Over 120 Palestinian incubator babies at risk due to Israeli fuel blockade on Gaza: UNICEF

AFP , AP , Sunday 22 Oct 2023

The lives of at least 120 newborn babies in incubators in war-torn Gaza's hospitals are at risk as fuel runs out in the blockaded strip, the United Nations Children's Fund (UNICEF) warned on Sunday.

Gaza
Palestinian medic takes a baby pulled out of buildings destroyed in the Israeli bombardment of the Gaza Strip in Rafah, Sunday, Oct. 22, 2023. AP

 

More than 1,750 children have already been killed by Israeli strikes against the Gaza Strip, according to Palestine’s health ministry.

Hospitals packed with patients and displaced people are running low on medical supplies and fuel for generators, forcing doctors to perform surgeries with sewing needles, using kitchen vinegar as a disinfectant, and without anesthesia.

"We have currently 120 neonates in incubators, out of which we have 70 neonates with mechanical ventilation, and of course, this is where we are extremely concerned," said UNICEF spokesman Jonathan Crickx.

Power is one of the main worries for the seven specialist wards across Gaza treating premature babies to help with breathing and provide critical support, for example when their organs are not developed enough.

"If they [babies] are put in mechanical ventilation incubators, by definition, if you cut the electricity, we are worried about their lives," the spokesman told AFP.

Whole families, including pregnant women, have been killed in strikes and each day parents can be seen in the devastated streets carrying the bodies of infants in white shrouds.

"We had tried in vain to save an unborn infant from a woman killed in an airstrike on her family's home," said the Najjar Hospital's doctors in Rafah on Thursday.

Hours earlier, eight children were killed as they slept in a house in Khan Yunis in southern Gaza.

Shortages in critical supplies, including ventilators, are forcing doctors to ration treatment, said Dr.
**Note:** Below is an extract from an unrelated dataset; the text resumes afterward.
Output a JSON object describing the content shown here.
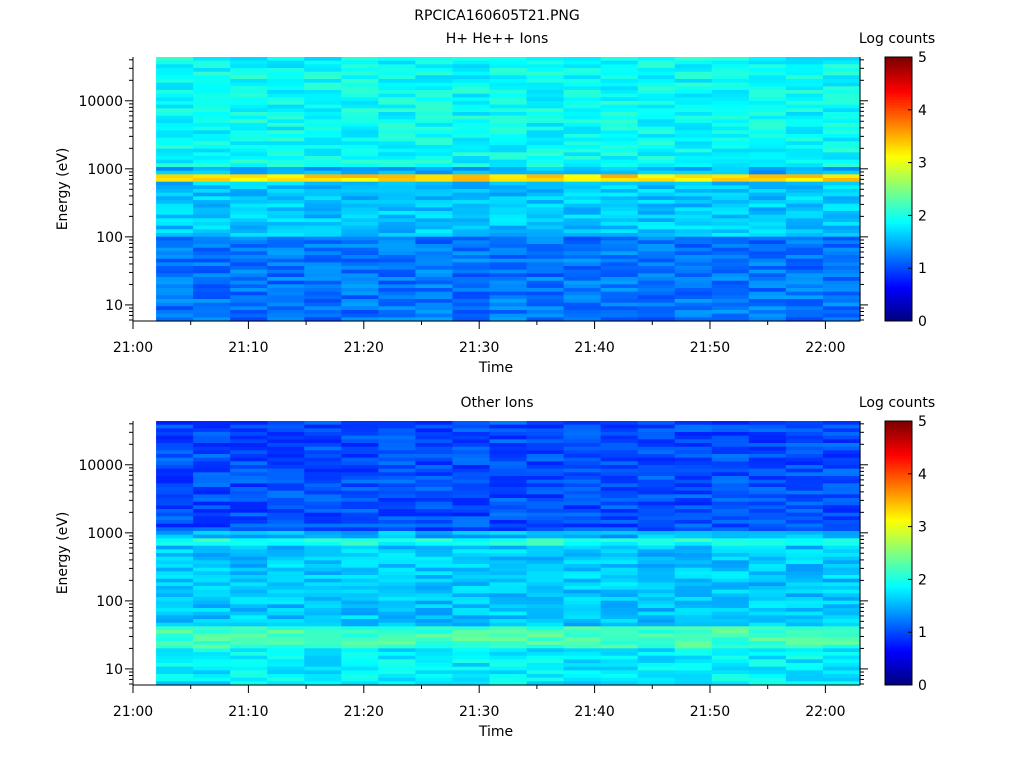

Mohammed Qandeel from Khan Yunis’s Nasser Hospital. Dozens of patients continue to arrive and are treated in crowded, darkened corridors, as hospitals preserve electricity for intensive care units and incubators for newborns.

“It’s heartbreaking,” Qandeel told the AP. “Every day, if we receive 10 severely injured patients we have to manage with maybe three or five ICU beds available.”

Amid widespread electricity cuts, at least 130 premature babies are at “grave risk” because of a generator fuel shortage, the WHO said. "Seven hospitals in northern Gaza have been forced to shut down due to damage from strikes, lack of power and supplies, or Israeli evacuation orders," they added. 

The WHO also said that about 1,000 people needing dialysis will also be at risk if the generators stop.

"The situation in Gaza is terrible," said UNRWA Operations’s director in Gaza, warning that humanitarian supplies are very limited and food and drinking water have become scarce.

“We need a sustainable supply line of aid to avoid a disaster in the strip,” he added.

On Saturday, 20 aid trucks were allowed to enter Gaza from Egypt through the Rafah crossing. However, the convoy carried about four percent of an average day’s imports before the war and “a fraction of what is needed after 13 days of complete siege," the UN’s humanitarian agency OCHA said.

Palestinians sheltering in UN-run schools and tent camps are running low on food and drinking dirty water. A power blackout has crippled water and sanitation systems.

Cases of chicken pox, scabies, and diarrhea are on the rise because of the lack of clean water, OCHA said.